Woman’s Body Found In Unity
N.H. Officials Say It May Be Missing Charlestown Resident
Unity — The body of an adult female was recovered yesterday in a wooded area in Unity and officials said they think it could be that of missing Charlestown woman Kelly Robarge.
Robarge, a 42-year-old mother of two, disappeared June 27 and has not been seen since. Early in the investigation, New Hampshire’s senior assistant attorney general, Susan Morrell, feared Robarge had suffered serious physical harm or death.
Searchers, aided by several canine units, found the body in a thick wooded area 300 yards from Britton Road, two miles from West Unity Road. Authorities set up yesterday at the entrance of what had the appearance of an old logging road. Tall pines and other firs lined the grassy road that led to a pair of makeshift stone campfire pits. Crumpled beer cans littered the camping sites.
The body has not yet been identified. An autopsy is scheduled for today.
“There are a lot of circumstances we discovered during our investigation that we are not releasing which lead us to believe it is Kelly Robarge,” Morrell said in an interview last night.

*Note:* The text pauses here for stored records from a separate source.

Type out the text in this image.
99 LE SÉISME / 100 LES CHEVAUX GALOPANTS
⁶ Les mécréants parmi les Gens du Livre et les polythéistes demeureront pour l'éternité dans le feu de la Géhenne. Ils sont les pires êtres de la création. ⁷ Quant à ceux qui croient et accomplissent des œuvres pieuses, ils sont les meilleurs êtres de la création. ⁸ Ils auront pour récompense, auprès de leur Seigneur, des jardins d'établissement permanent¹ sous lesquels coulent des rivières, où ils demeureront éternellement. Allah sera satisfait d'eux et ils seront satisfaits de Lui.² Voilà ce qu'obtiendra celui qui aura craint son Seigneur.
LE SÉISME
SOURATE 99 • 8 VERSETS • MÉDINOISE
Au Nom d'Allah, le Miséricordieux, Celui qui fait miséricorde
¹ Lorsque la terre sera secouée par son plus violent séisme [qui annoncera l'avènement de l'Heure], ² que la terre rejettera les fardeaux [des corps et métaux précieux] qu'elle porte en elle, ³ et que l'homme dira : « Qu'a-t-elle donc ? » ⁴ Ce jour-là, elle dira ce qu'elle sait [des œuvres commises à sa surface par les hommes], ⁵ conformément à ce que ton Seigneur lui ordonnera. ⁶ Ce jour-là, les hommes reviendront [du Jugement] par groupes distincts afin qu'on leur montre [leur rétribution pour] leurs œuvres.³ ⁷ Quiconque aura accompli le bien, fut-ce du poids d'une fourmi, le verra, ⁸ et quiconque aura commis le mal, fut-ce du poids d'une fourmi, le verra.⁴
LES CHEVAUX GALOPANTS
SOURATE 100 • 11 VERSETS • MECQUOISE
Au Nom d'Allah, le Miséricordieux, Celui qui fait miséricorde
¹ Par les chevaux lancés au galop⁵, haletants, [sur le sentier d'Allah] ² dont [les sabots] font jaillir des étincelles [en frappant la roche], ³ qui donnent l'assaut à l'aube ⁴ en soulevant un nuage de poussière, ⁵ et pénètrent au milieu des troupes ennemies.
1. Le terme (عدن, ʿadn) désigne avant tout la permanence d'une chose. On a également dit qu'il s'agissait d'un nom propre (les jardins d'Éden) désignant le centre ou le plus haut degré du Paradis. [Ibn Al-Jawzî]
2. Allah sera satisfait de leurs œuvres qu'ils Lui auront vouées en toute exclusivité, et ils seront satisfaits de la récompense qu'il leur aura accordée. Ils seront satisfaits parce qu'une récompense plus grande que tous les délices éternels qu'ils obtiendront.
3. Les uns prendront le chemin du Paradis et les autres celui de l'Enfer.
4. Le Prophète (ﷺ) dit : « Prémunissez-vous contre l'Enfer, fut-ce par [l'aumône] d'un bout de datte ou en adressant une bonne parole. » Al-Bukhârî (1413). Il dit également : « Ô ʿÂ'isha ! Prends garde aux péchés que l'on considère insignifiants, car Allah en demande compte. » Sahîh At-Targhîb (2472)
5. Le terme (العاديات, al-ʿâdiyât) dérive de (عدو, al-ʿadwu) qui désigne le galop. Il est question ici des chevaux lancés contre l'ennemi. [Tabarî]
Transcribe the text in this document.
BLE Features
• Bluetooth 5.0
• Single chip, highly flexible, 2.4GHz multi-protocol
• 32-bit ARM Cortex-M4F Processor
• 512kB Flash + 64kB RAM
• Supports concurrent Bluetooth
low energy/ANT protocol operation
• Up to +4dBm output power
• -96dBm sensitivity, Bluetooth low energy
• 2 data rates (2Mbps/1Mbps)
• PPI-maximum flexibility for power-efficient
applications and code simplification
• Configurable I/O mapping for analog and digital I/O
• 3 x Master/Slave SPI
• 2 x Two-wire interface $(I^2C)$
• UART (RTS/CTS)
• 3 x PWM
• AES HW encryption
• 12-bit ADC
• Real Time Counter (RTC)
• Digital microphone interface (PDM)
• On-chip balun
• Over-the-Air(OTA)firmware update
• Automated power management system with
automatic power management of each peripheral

Officials are not releasing information on the condition of the body, but Morrell said the New Hampshire Medical Examiner’s Office will need to use dental records to determine if the body is that of Robarge.
The woman’s family has been notified, Morrell said. Robarge’s mother, Carol Hewitt, could not be reached last night and Tracy Williams, one of Robarge’s best friends, declined to comment.
In the hours leading up to her disappearance, Robarge was babysitting her 1-year-old grandson, Richard, in her home on Happy Acres Road in Charlestown. Earlier that morning, Robarge had filed for divorce from her husband, 43-year-old James Robarge, citing irreconcilable differences, according to court documents.
Morrell has called Robarge’s disappearance “suspicious.” James Robarge has been a person of interest since early in the investigation, she said.
“He continues to be a person of interest and will be until we’ve finalized our investigation,” Morrell said last night.
James Robarge, whose last known address is on Westminster Road in Putney, Vt., was arrested July 2 on charges unrelated to his wife’s disappearance. He was apprehended at an urgent care facility in Bellows Falls, Vt., after a police chase on Route 121 that ended in a foot pursuit. According to court documents, James Robarge had made an appointment for 3 p.m. at the Rockingham Medical Group last Tuesday and gave doctors the impression he could become violent and hurt himself or others, according to court documents.
Doctors notified Bellows Falls police, who then tried to catch James Robarge before his arrival at the facility. The officers spotted his 1996 Green Chevrolet Blazer traveling south on Route 121 and conducted a “felony stop.” James Robarge pulled over, but when officers asked him to step out of the car, he sped away to the urgent care facility. Once he arrived, James Robarge ran inside where officers eventually tackled him to the ground.
James Robarge has been charged with attempting to elude with gross negligent operation, a felony, and gross negligent operation, a misdemeanor. He pleaded not guilty to both charges at an arraignment Wednesday in Windham Superior Court.
Morrell said Robarge is still in custody in Vermont.
The New Hampshire State Police Major Crime Unit will continue the investigation, with assistance from Vermont State Police, Charlestown police and Claremont police, Morrell said.
Kelly Robarge was last seen at 11:20 a.m. on June 27. Charlestown police were notified of her disappearance later that afternoon.
Her mother, Hewitt, and daughters, Gabrielle and Ciera, communicated with each other about Kelly Robarge’s whereabouts that afternoon after James Robarge went to his estranged wife’s home on Happy Acres Road and found the family’s five German shepherds barking and the grandson alone. He was still receiving his mail at the residence.
By 8 last evening, authorities had finished their work at the site. A small caravan of state police cruisers and the department’s mobile crime truck, which serves as a crime lab on wheels, rumbled down Britton Road.
An hour later, eight miles or so away in Claremont, a plastic jug sat on the outdoor counter of Wade’s Place, an ice cream stand. “Help Bring Kelly Robarge Home Safe,” read a small sign taped to the jug. After starting to take up a collection on the Fourth of July, Mercedes West and other workers at the ice cream stand had collected nearly $100, in crumpled bills and coins. West, who goes to college with Robarge’s oldest daughter, had heard the news earlier in the day about a body being found in Unity that police believed were Robarge’s remains. If that turns out to be the case, the money will be used, West said, to help pay for burial expenses.
Jim Kenyon contributed to this report.